It takes minutes to ssh to a new ubuntu 20.04 container on ubuntu 18.04 host

From an Ubuntu 18.04 host with the latest snap lxd (4.0.1), I launch a container from the image ubuntu:20.04, setup a user with ~/.ssh/authorized_keys and ssh to this user:
ssh connects and then seems to hang. Once it succeeds, then I can ssh again with no delay.
If I then make a snapshot of this container, copy the snapshot to a new container, and start it, I have the same problem: It takes too long to ssh the first time.

Assuming you can ping the container OK, then this sounds like it could be a DNS issue, either forward (i.e your client taking time to resolve the hostname of your container if you’re using a hostname in the ssh command) or reverse (your container’s SSHD trying to perform a reverse DNS lookup on your client’s IP).

Please can you check whether a dig -x <client ip> resolves quickly inside your container?

dig -x resolves quickly in the container, shortly after the container starts.
I tried ssh to the container from another container on the same host, using its .lxd name or its internal ipv4 address.

I’ve experienced slow ssh connections before due to host resolution problems, but those lasted about 10 seconds and happened every time. This feels different. It is as if the container is doing something that takes a long time, when it is first created, and ssh is put on hold until it is done.

There is no such delay with ssh to a ubuntu 20.04 container on ubuntu 20.04 host.

There were some previous threads in this forum about how to setup the host so that you can use the .lxd hostnames, from the host. Have you tried any of those on this Ubuntu 18.04 host?

I tried it with a brand new Ubuntu 18.04 host and I could not reproduce it, so I need to do more testing to find out why my particular host has this problem.

The problem is not the .lxd hostname, because it also happens when using the ip address.

The openssh-server in the container tries to resolve the IP address of the client.
The container has been configured to resolve DNS queries at the host. The DNS setup at the host can cause the container to take time to resolve queries. If you use the stock network (DNS-related) configuration at the host, then you should be OK. But, if there are any changes?

The whole setup is self-contained, and can probably use tshark to identify whether the issue is restricted within the container, and whether it is the host that is taking so long.

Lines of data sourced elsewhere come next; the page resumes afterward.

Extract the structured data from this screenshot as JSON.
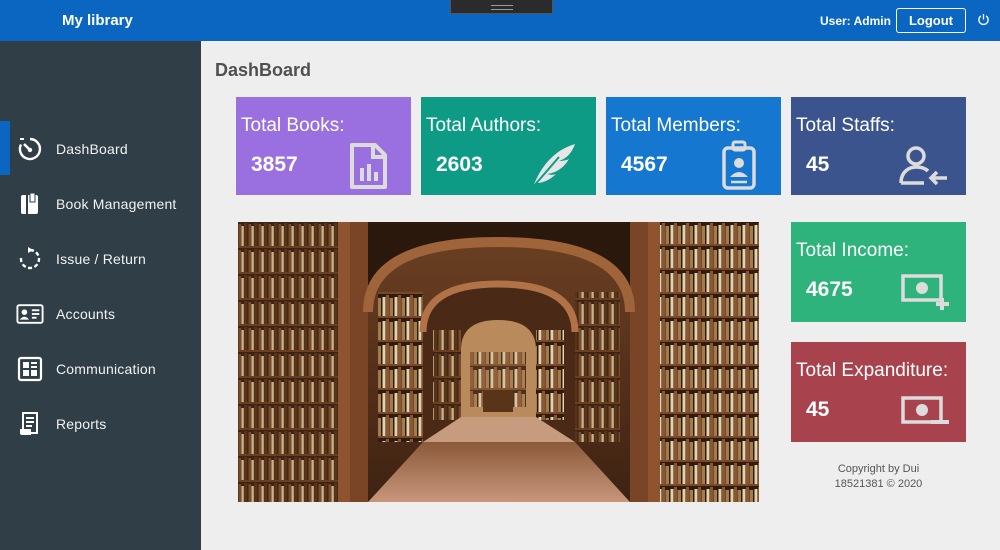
{
  "header": {
    "title": "My library",
    "user_label": "User: Admin",
    "logout_label": "Logout"
  },
  "sidebar": {
    "items": [
      {
        "label": "DashBoard",
        "icon": "dashboard-icon",
        "active": true
      },
      {
        "label": "Book Management",
        "icon": "book-icon"
      },
      {
        "label": "Issue / Return",
        "icon": "refresh-icon"
      },
      {
        "label": "Accounts",
        "icon": "id-card-icon"
      },
      {
        "label": "Communication",
        "icon": "newspaper-icon"
      },
      {
        "label": "Reports",
        "icon": "report-icon"
      }
    ]
  },
  "main": {
    "title": "DashBoard",
    "cards": [
      {
        "title": "Total Books:",
        "value": "3857",
        "icon": "report-chart-icon",
        "color": "#9a6fe0"
      },
      {
        "title": "Total Authors:",
        "value": "2603",
        "icon": "feather-icon",
        "color": "#0e9b86"
      },
      {
        "title": "Total Members:",
        "value": "4567",
        "icon": "id-badge-icon",
        "color": "#1577d0"
      },
      {
        "title": "Total Staffs:",
        "value": "45",
        "icon": "user-arrow-icon",
        "color": "#3b548e"
      },
      {
        "title": "Total Income:",
        "value": "4675",
        "icon": "money-plus-icon",
        "color": "#2db37b"
      },
      {
        "title": "Total Expanditure:",
        "value": "45",
        "icon": "money-minus-icon",
        "color": "#a8434e"
      }
    ],
    "copyright_line1": "Copyright by Dui",
    "copyright_line2": "18521381 © 2020"
  },
  "colors": {
    "header": "#0a66c0",
    "sidebar": "#2f3e47",
    "background": "#eeeeee"
  }
}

This was fixed by rebooting the host. It was not specific to 20.04 containers.

This is still a problem. The first time I ssh to a new ubuntu:18.04 container on an ubuntu 18.04 host with the latest lxd snap, it takes about ~20 minutes for the ssh to complete. Subsequent connections are normal. I timed an scp today. In one case it took 16 minutes, in another case, it took 24 minutes. This was from container to container. I am now waiting this simple command to complete from the host to a new container: “time scp ubuntu@10.0.0.39:/etc/hosts .” It’s been several minutes already.

I assume it will be temporarily fixed by rebooting, but it comes back.

containers created from images:alpine/3.11 work fine.

I have a standard network configuration + common iptables setup (shorewall) on the host.

From ubuntu 18.04 host to new ubuntu:18.04 container:

time scp ubuntu@10.0.0.39:/etc/hosts .
hosts                                         100%  221   501.1KB/s   00:00    

real	17m4.629s
user	0m0.027s
sys	0m0.001s

using shorewall on ubuntu is not so common.
anyway, in the spirit of ‘teach a man to fish’ (and he will bug you forever asking advice about the best hooks), strace is your friend. If strace leads you to gnome-keyring-daemon it may even be the same problem I struggled with one time.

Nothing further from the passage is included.